Taipei-Another case of vandalism of pro-Hong Kong messages on campuses took place at National Taiwan University (NTU) Monday, leading to the arrest of a Chinese national.
After initial questioning, police said the case has been turned over to prosecutors for further investigation and to decide if the suspect should be indicted for the destruction, abandonment, and damage of property under the Criminal Code.
According to the Facebook page of the National Taiwan University Student Association (NTUSA), the incident took place at around 10:45 a.m. on a campus Lennon Wall, set up for people to express their views on Hong Kong's protest movement.
In a video posted by the NTUSA, a Chinese national was seen tearing down posters and messages from the wall while his female counterpart stood beside him and watched.
The 83-second video, shot by a NTU student, also showed him walking away with the torn-down posters from the school's student activity center, where the Lennon Wall was set up.
The Da'an Precinct of the Taipei City Police Department later tracked down the man in Taipei after receiving a report on the act of vandalism from the NTU and arrested him.
Chen Shao-hsu (???), the precinct's deputy chief, said the suspect, a man in his 30s surnamed Li (?), was visiting Taiwan as an independent traveler (not part of a tour group).
Chen said his female companion is not suspected of vandalism based on the video evidence provided by the school.
According to the police, Li said he acted on impulse when he spotted the pro-Hong Kong posters while touring the campus.
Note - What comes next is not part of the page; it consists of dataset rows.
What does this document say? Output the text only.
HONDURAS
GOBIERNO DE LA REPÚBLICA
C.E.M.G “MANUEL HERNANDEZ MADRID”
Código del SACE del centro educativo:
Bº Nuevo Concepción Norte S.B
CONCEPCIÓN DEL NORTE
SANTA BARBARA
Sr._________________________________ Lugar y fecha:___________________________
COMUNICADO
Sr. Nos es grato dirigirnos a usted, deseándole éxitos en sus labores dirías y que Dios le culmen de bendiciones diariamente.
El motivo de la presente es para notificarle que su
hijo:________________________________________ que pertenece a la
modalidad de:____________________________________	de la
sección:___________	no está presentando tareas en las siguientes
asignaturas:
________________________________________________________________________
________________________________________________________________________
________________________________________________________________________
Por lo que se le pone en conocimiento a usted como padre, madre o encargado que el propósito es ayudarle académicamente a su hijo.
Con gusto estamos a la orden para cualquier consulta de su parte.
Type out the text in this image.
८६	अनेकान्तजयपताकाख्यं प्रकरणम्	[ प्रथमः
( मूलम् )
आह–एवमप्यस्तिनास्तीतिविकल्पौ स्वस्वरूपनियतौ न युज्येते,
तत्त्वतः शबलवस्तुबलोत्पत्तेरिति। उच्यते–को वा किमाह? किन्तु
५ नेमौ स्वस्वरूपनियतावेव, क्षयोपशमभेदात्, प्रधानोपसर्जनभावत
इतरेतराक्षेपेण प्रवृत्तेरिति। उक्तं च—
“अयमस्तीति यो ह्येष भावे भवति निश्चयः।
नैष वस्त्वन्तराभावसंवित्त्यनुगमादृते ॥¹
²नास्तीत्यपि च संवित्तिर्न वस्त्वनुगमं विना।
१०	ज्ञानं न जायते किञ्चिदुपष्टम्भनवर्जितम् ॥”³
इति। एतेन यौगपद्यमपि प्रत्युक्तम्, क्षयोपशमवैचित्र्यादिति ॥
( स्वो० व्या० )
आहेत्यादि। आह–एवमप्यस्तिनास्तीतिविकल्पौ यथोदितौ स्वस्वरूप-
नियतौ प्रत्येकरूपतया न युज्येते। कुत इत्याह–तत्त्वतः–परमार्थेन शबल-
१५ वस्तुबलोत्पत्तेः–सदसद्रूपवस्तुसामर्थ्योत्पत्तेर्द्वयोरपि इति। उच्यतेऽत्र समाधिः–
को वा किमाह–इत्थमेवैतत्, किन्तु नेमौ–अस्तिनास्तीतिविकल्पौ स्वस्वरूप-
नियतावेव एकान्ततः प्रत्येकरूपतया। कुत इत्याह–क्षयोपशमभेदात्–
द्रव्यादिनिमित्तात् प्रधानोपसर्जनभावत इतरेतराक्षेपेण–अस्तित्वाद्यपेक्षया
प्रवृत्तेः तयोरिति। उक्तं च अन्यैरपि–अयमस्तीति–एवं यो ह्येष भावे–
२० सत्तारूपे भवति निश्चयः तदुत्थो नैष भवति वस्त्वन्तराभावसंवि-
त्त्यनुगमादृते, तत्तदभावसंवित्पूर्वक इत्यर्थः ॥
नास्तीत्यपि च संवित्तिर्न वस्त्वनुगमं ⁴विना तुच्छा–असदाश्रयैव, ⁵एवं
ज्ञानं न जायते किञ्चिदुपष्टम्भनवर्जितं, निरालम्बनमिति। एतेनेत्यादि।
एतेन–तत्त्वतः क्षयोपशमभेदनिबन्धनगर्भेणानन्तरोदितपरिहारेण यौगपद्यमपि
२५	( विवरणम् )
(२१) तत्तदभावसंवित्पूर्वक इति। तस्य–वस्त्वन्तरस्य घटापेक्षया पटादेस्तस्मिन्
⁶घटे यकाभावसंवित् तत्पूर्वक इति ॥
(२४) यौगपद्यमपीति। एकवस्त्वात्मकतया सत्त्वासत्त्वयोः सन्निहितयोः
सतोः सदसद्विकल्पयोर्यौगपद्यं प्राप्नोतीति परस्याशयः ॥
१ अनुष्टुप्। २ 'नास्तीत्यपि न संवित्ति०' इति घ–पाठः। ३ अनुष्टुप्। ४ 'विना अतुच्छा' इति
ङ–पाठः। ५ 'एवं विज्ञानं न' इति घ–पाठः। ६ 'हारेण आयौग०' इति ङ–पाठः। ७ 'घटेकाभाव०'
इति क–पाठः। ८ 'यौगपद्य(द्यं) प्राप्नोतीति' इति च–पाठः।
The case was the latest in a series of recent incidents in which Chinese visitors were caught tearing down pro-Hong Kong messages across school campuses in Taiwan.
The most recent case came on Oct. 2, when two Chinese students were seen tearing down post-it notes on a campus Lennon Wall at National Taiwan University of Arts in Taipei.
Prior to that, similar incidents also occurred at National Tsing Hua University in Hsinchu and at National Sun Yat-sen University (NSYSU) in Kaohsiung.